由美子は男女問わず好かれる、と美緒は思っている。
しかし、当の由美子の意見は、美緒のものとは違っている。
昔、美緒は由美子に『由美子は男女問わず人気あるよね』と訊いた事がある。由美子は少し悲しい顔をして『それは違うよ』と言った。『目立つって事はさ、それだけ憎まれることも多いんだ。好かれる分だけ誰かに憎まれてるのよ。憎んでるって奴は、それを私の前では口にはださないかもしれないけどね』そう言った時の由美子の顔はとても苦しそうに見えた。
「美緒、屋上で話そう」
と由美子は美緒の手を掴み歩き出した。
美緒は「うん」と答え由美子に続く。
後ろの方で平助が「いてえ、くうう、いてえ、でも、気持ちいい」などと唸っていた。男子生徒から笑いがおこる。
おそらくは平助の冗談だろう。
しかし、由美子の蹴りは、何か怪しげな性癖を、平助の中に芽生えさせたのではないだろうかと、ひとり心配する美緒だった。
屋上に上がって周りを見回すと、数名の男女が仲良く食事をとっていた。
美緒達は周りに人のいない場所へと移動し、教室での話を再開する。
「で、続きを聞かせてくれる?」
そう由美子がきり出す。
美緒は昨日、瀬名の部屋でおこったことを話した。瀬名におこった体の変化をのぞいて。それだけは言ってはならない、そう感じていた。『いわないでくれ』そう言った瀬名の顔が脳裏に浮かぶ。

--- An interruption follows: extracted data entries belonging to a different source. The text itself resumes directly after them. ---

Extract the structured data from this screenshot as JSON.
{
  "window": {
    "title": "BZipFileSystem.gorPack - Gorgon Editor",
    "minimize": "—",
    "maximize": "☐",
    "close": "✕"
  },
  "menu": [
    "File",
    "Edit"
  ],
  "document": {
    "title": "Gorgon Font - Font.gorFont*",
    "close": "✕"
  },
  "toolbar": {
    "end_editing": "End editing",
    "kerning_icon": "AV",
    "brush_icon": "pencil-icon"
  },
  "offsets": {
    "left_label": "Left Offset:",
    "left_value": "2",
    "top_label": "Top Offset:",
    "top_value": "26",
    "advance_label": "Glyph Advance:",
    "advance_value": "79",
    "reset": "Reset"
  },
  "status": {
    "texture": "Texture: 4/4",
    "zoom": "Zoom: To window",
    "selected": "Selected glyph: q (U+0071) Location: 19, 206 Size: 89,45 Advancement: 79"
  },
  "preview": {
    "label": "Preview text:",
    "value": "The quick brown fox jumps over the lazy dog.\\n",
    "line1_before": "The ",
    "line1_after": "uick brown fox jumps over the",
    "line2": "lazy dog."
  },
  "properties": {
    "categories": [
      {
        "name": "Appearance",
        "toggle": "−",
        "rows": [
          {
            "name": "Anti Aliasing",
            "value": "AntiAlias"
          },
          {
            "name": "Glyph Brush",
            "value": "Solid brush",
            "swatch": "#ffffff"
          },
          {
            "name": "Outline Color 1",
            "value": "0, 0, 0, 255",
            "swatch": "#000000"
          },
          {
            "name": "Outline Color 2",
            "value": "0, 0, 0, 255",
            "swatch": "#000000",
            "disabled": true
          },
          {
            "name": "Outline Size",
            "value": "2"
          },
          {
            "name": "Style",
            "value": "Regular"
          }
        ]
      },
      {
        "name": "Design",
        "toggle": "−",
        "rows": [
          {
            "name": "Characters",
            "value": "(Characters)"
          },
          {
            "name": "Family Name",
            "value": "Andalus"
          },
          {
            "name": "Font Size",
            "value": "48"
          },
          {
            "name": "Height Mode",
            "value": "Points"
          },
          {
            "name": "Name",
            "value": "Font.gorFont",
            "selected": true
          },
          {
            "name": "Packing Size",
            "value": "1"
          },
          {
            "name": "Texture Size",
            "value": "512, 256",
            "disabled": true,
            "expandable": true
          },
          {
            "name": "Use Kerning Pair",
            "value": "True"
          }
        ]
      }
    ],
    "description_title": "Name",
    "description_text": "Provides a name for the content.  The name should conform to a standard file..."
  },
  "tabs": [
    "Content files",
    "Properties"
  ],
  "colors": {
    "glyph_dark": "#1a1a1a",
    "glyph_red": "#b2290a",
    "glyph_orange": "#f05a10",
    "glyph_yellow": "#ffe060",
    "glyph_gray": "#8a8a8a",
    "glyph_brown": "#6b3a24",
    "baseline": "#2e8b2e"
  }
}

驚いたように口を開いたままだった由美子は「本当なの?」と訊いた。
無論、由美子は美緒がそんなバカな嘘をつくことはないと思っているが、クラスメイトが誘拐されるという事が、さらに生徒の間でも人気のある担任の橘つばめが、それに加担しているということが、どうにも現実味をもって感じられないからだ。
「私、やっぱり警察に行って見ようと思う」
そう美緒がいった。
「そ、そうだね、それしかないと思う。私もついていこうか?」
「ううん、大丈夫。由美子は見てないんだし、私ひとりで大丈夫だと思う」
そう美緒は言って、空を見上げた。
空は快晴。雲ひとつない景色だ。
―こんな時は、普通は雨でも降ってるのにな。
そう思って、燦々と照り付ける太陽に、美緒は溜息をひとつだけついてやった。